In answer to your question about carousels, one of the standard transition options in Blocs is fading from one image to the next. You can also turn off the left and right arrow indicators to create a carousel just like the one on your current page.
The issue you’re having with images is understandable seeing as you have been working in a Sparkle environment. In Blocs, your images will always be sized to fit the width of the column in which you place an image bric. This is for good reason as the the columns of your site will rearrange themselves to suit different device widths. In Sparkle, you’re probably more used to drawing out your image to any size you want, regardless of the underlying column structure. As such, you have other options that allow you to shrink or enlarge your images to fit and change the proportions of your image and have the underlying image placed at top, centre or bottom of the image placeholder. Blocs doesn’t do this. Therefore, before you place an image you should ensure that it’s sized and proportioned to how you want it to appear on the page (again, another good design practice).
If you attempt to resize the image on screen, you will distort it and you will lose the responsiveness of the image. So, the first rule in using images in Blocs is to make sure they are pre-cropped and optimised before placing them. They can be larger images than the placeholders, but when placed they will be scaled to fit the width of the containing column. So, if you want smaller images, use narrower columns, if you want larger images use wider columns. In any event, the height of your image when placed will be dependent upon the proportions of the image you’re using.

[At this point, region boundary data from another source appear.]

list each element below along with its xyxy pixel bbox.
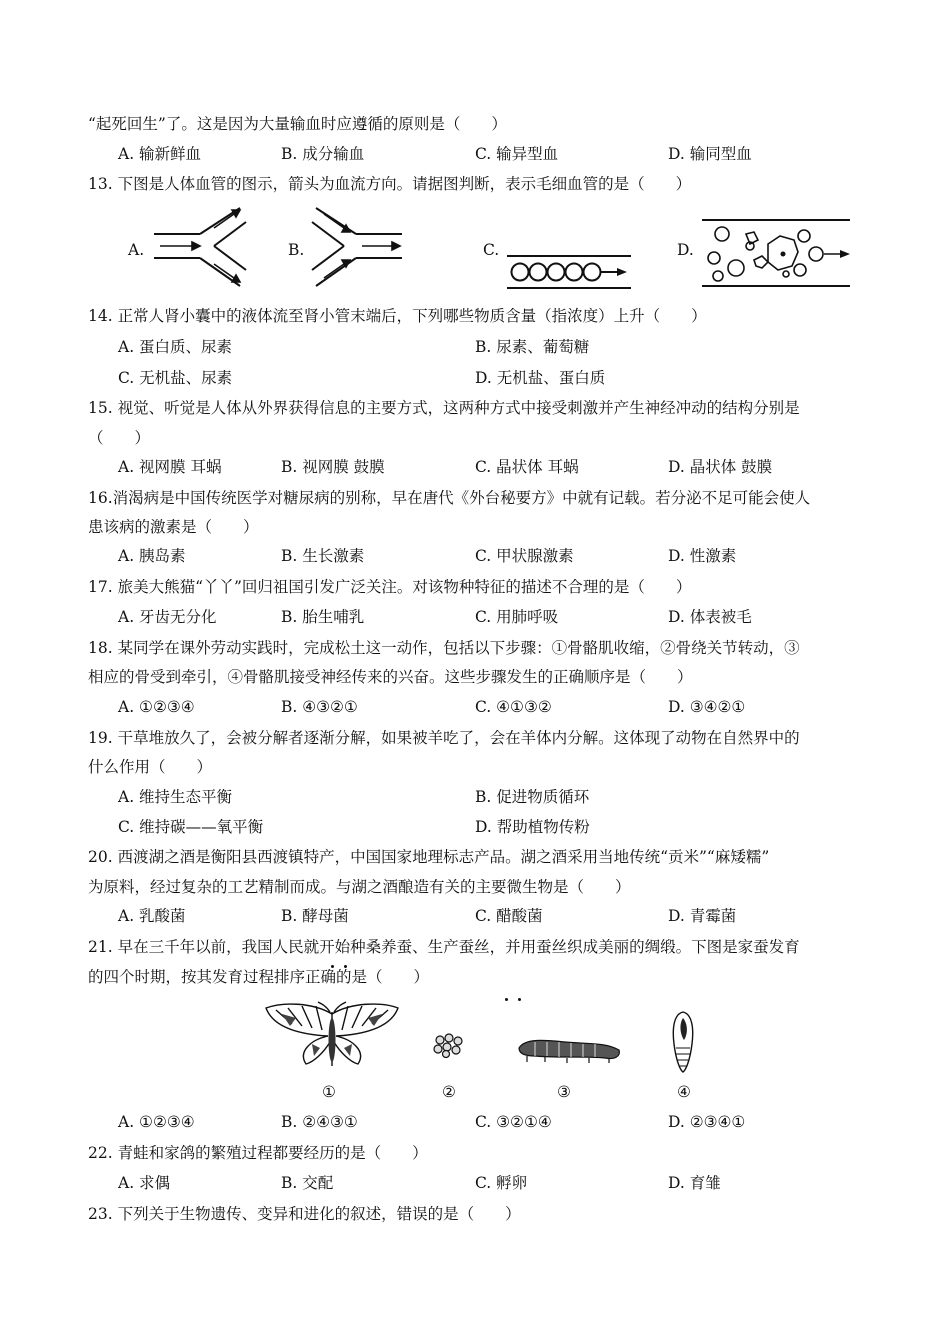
- q22-option-c: C. 孵卵: [475, 1174, 528, 1192]
- q19-option-d: D. 帮助植物传粉: [475, 818, 590, 836]
- question-18-stem-line2: 相应的骨受到牵引，④骨骼肌接受神经传来的兴奋。这些步骤发生的正确顺序是（ ）: [88, 668, 693, 686]
- q16-option-b: B. 生长激素: [281, 547, 365, 565]
- q17-option-a: A. 牙齿无分化: [118, 608, 217, 626]
- q13-figure-label-c: C.: [483, 241, 500, 259]
- q13-figure-label-d: D.: [677, 241, 694, 259]
- silkworm-stage-label-3: ③: [557, 1083, 571, 1101]
- moth-figure: [262, 1000, 402, 1072]
- q15-option-a: A. 视网膜 耳蜗: [118, 458, 222, 476]
- question-21-stem-line1: 21. 早在三千年以前，我国人民就开始种桑养蚕、生产蚕丝，并用蚕丝织成美丽的绸缎。下图是家蚕发育: [88, 938, 800, 956]
- question-23-stem: 23. 下列关于生物遗传、变异和进化的叙述，错误的是（ ）: [88, 1205, 521, 1223]
- q21-option-a: A. ①②③④: [118, 1113, 195, 1131]
- q15-option-b: B. 视网膜 鼓膜: [281, 458, 385, 476]
- q18-option-c: C. ④①③②: [475, 698, 552, 716]
- question-14-stem: 14. 正常人肾小囊中的液体流至肾小管末端后，下列哪些物质含量（指浓度）上升（ ）: [88, 307, 707, 325]
- emphasis-dot: [505, 998, 508, 1001]
- question-20-stem-line1: 20. 西渡湖之酒是衡阳县西渡镇特产，中国国家地理标志产品。湖之酒采用当地传统“贡米”“麻矮糯”: [88, 848, 770, 866]
- q21-option-b: B. ②④③①: [281, 1113, 358, 1131]
- q12-option-b: B. 成分输血: [281, 145, 365, 163]
- vessel-diagram-b: [310, 204, 410, 290]
- q22-option-a: A. 求偶: [118, 1174, 171, 1192]
- q18-option-d: D. ③④②①: [668, 698, 746, 716]
- question-17-stem: 17. 旅美大熊猫“丫丫”回归祖国引发广泛关注。对该物种特征的描述不合理的是（ ）: [88, 578, 692, 596]
- question-21-stem-line2: 的四个时期，按其发育过程排序正确的是（ ）: [88, 968, 430, 986]
- q16-option-a: A. 胰岛素: [118, 547, 186, 565]
- question-19-stem-line1: 19. 干草堆放久了，会被分解者逐渐分解，如果被羊吃了，会在羊体内分解。这体现了动物在自然界中的: [88, 729, 800, 747]
- q16-option-d: D. 性激素: [668, 547, 737, 565]
- q12-option-c: C. 输异型血: [475, 145, 559, 163]
- silkworm-stage-label-4: ④: [677, 1083, 691, 1101]
- question-19-stem-line2: 什么作用（ ）: [88, 758, 213, 776]
- vessel-diagram-d: [700, 216, 852, 290]
- q14-option-a: A. 蛋白质、尿素: [118, 338, 233, 356]
- emphasis-dot: [344, 965, 347, 968]
- q14-option-b: B. 尿素、葡萄糖: [475, 338, 590, 356]
- q22-option-d: D. 育雏: [668, 1174, 721, 1192]
- question-15-stem-line1: 15. 视觉、听觉是人体从外界获得信息的主要方式，这两种方式中接受刺激并产生神经冲动的结构分别是: [88, 399, 800, 417]
- question-16-stem-line1: 16.消渴病是中国传统医学对糖尿病的别称，早在唐代《外台秘要方》中就有记载。若分泌不足可能会使人: [88, 489, 811, 507]
- q20-option-d: D. 青霉菌: [668, 907, 737, 925]
- emphasis-dot: [518, 998, 521, 1001]
- q13-figure-label-b: B.: [288, 241, 305, 259]
- q20-option-c: C. 醋酸菌: [475, 907, 543, 925]
- vessel-diagram-c: [505, 252, 635, 292]
- question-12-stem-end: “起死回生”了。这是因为大量输血时应遵循的原则是（ ）: [88, 115, 507, 133]
- question-15-stem-line2: （ ）: [88, 429, 151, 447]
- silkworm-stage-label-2: ②: [442, 1083, 456, 1101]
- q15-option-c: C. 晶状体 耳蜗: [475, 458, 579, 476]
- q20-option-a: A. 乳酸菌: [118, 907, 186, 925]
- question-20-stem-line2: 为原料，经过复杂的工艺精制而成。与湖之酒酿造有关的主要微生物是（ ）: [88, 878, 631, 896]
- q22-option-b: B. 交配: [281, 1174, 334, 1192]
- q18-option-b: B. ④③②①: [281, 698, 358, 716]
- q19-option-a: A. 维持生态平衡: [118, 788, 233, 806]
- q12-option-d: D. 输同型血: [668, 145, 752, 163]
- q14-option-d: D. 无机盐、蛋白质: [475, 369, 606, 387]
- larva-figure: [515, 1030, 625, 1066]
- question-16-stem-line2: 患该病的激素是（ ）: [88, 518, 259, 536]
- q21-option-c: C. ③②①④: [475, 1113, 552, 1131]
- q19-option-c: C. 维持碳——氧平衡: [118, 818, 264, 836]
- q17-option-b: B. 胎生哺乳: [281, 608, 365, 626]
- q19-option-b: B. 促进物质循环: [475, 788, 590, 806]
- question-18-stem-line1: 18. 某同学在课外劳动实践时，完成松土这一动作，包括以下步骤：①骨骼肌收缩，②骨绕关节转动，③: [88, 639, 800, 657]
- q15-option-d: D. 晶状体 鼓膜: [668, 458, 773, 476]
- q18-option-a: A. ①②③④: [118, 698, 195, 716]
- q14-option-c: C. 无机盐、尿素: [118, 369, 233, 387]
- q21-option-d: D. ②③④①: [668, 1113, 746, 1131]
- emphasis-dot: [331, 965, 334, 968]
- q17-option-d: D. 体表被毛: [668, 608, 752, 626]
- eggs-figure: [432, 1032, 466, 1058]
- question-22-stem: 22. 青蛙和家鸽的繁殖过程都要经历的是（ ）: [88, 1144, 428, 1162]
- q17-option-c: C. 用肺呼吸: [475, 608, 559, 626]
- vessel-diagram-a: [152, 204, 252, 290]
- silkworm-stage-label-1: ①: [322, 1083, 336, 1101]
- q13-figure-label-a: A.: [128, 241, 145, 259]
- q16-option-c: C. 甲状腺激素: [475, 547, 574, 565]
- question-13-stem: 13. 下图是人体血管的图示，箭头为血流方向。请据图判断，表示毛细血管的是（ ）: [88, 175, 692, 193]
- q20-option-b: B. 酵母菌: [281, 907, 349, 925]
- pupa-figure: [670, 1010, 696, 1074]
- q12-option-a: A. 输新鲜血: [118, 145, 202, 163]
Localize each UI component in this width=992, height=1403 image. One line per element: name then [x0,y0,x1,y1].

The above also relates to your other question about masonry galleries. The standard gallery Bric is quite nice, but it doesn’t provide a great deal of flexibility. However, you can create your own masonry gallery with a standard bloc. Just start with a two, three or four column bloc and add image placeholder brics into each column. Stack the brics as required to create the masonry bloc. At this point, all the placeholders will be the same size and won’t look much like a masonry gallery. Now start adding images to the placeholders, ensuring that each image is of the correct proportions. As I said before, all placed images will take on the width of the column, but the height of the image will be dependent upon the proportions. So, a portrait image in the first column will be perfectly sized to fit the column. A second landscape image placed in the second column will also fit the width of the column but will be shorter than the first image. You can keep adding images of differing proportions in subsequent rows and columns to create the masonry effect. You will probably find that the final row of images may be uneven (especially if you did’t proportion them accurately before importing them). However, you can use the class editor to add additional margin space to your images, thereby allowing you to align them all correctly.
The standard masonry gallery doesn’t provide a way to add text overlays, but the manual version does. Essentially you would place a text bric underneath each image and then create custom classes to apply a negative top margin to the text containers. This will have the effect of moving the text up and over the image.
The problem with Sparkle (which I actually do like) is the fact that it is an adaptive tool in which you have to manually layout and resize elements for each device variant. Whilst this does offer a less disciplined approach to design, it does entail extra work. In many respects, that extra work is of little importance to the user who is visiting your web page. They just want to see a clean, well laid out site that responds to different device sizes. They don’t really care if one of your images has been specifically laid out to create a 50 px margin to one side. Personally, I think Blocs imposes good web design disciplines. Custom classes can be deployed to add a great deal of flexibility in the visual look of the site, but in so doing, you’re taking a step back to adaptive website thinking which will involve you in extra, and largely, unnecessary work.
Finally, adding social media streams can be achieved by grabbing code from your social media provider and adding it to an HTML bric. This is no longer as popular as it once was because of the implications of GDPR compliance, however, it is still possible to achieve. As for styling, these options would be set up in the HTML code provided by the social media platforms. Many will give you a number of styling options before generating the code.
Give Blocs another run and try making a site that uses just the standard features it provides. The end result will look perfect and will be completed much faster than in apps like Sparkle. Whilst Blocs isn’t a graphic design tool, it does create great websites that simply work. However, it does require a little work on your part to ensure that website assets are correctly prepared before adding them to your project.